I’m still staying inside out of the heat, cataloging my antique photos. I’ve been working in the 1880s, and here are a few of my favorites.
When you look closely, you can see that the area around her mid-section has been re-touched. It looks to me as if the photographer even redrew the buttons to match up with her new waistline.
In Dressed for the Photographer, Joan L. Severa gives a description that seems to match this picture, “The bustle size reached its climax in 1886, as the short corset also returned; thus, the fashionable body was confined sharply through the rib cage and released just about the natural waistline into a nearly horizontal deep bustle in the back and fuller hips at the sides…” (p. 378)

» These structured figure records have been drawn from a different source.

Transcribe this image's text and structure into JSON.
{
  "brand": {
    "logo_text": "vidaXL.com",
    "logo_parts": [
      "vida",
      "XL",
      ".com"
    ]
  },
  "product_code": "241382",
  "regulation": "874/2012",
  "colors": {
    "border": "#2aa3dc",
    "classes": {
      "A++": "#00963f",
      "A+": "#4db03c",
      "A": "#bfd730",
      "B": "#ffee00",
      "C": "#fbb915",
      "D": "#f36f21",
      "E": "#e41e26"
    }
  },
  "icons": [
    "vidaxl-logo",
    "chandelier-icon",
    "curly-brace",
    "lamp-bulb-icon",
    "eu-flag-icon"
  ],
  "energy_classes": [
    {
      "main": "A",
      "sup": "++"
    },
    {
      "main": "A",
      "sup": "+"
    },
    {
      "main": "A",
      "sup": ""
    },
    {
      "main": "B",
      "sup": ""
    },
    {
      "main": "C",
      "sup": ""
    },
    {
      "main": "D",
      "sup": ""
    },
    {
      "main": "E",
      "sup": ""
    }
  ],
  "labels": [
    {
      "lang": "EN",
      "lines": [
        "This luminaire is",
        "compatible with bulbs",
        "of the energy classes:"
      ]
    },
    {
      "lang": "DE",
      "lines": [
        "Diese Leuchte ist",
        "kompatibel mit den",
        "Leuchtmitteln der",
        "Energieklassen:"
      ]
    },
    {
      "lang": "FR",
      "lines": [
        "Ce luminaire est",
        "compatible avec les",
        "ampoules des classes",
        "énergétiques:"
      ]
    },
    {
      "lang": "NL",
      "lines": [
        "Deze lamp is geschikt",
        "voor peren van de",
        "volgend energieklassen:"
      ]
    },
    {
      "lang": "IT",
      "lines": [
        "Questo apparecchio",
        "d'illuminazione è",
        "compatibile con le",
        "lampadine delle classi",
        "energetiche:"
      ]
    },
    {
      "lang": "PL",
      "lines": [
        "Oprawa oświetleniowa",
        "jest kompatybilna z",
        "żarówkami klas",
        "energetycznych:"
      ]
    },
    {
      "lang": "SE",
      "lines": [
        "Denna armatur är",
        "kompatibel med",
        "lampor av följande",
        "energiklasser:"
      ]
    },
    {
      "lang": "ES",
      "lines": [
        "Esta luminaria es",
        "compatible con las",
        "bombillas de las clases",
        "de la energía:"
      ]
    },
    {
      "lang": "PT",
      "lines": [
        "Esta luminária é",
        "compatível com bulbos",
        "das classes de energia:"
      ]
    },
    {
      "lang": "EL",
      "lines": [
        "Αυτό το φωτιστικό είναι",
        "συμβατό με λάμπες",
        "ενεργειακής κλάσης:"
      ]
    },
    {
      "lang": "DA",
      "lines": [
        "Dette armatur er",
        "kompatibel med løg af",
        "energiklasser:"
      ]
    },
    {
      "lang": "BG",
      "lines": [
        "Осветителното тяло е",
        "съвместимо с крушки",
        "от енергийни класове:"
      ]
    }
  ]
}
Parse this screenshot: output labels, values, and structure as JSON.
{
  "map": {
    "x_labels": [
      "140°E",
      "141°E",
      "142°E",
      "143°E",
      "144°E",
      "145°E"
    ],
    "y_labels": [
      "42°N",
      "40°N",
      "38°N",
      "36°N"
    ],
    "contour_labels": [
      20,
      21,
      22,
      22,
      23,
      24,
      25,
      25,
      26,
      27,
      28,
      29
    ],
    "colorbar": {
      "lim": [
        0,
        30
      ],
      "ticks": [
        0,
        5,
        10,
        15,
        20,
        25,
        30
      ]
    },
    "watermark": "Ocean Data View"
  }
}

I can imagine that when this lady handed her cabinet cards out to her friends, none of them had the courage to say to her, “Why, Minerva, how is it that you looked so much smaller around the waist then than you do now?” She would give them that look, daring them to say anything, and they just would have swallowed their words.
I have a lot of family photographs, but the one below is one of the few that I can date with certainty. This is a wedding photo of some very distant relatives — the man is 26 and has just arrived from the Netherlands, and the girl (also born in the Netherlands) is 16! Family records say the year is 1881.
I have created a database to help keep track of all the features of both photo and fashion styles to help me come up with dates. In case you are thinking of doing something similar, here is a sample page.
I was going to try to sort them by date first and then catalog them, but with the database (in Microsoft Access) I am able to input them randomly and then filter by whatever feature I want. I really like being able to put the image on the form.
I have also purchased the book 19th Century Card Photos Kwik-guide. It doesn’t have the detailed fashion information I was hoping for, but it is very helpful with figuring out dates from card characteristics just as borders, photography studio imprints, and so on. If only all these photographers had read the book, and mounted all their photographs according to trends, this project would be easier!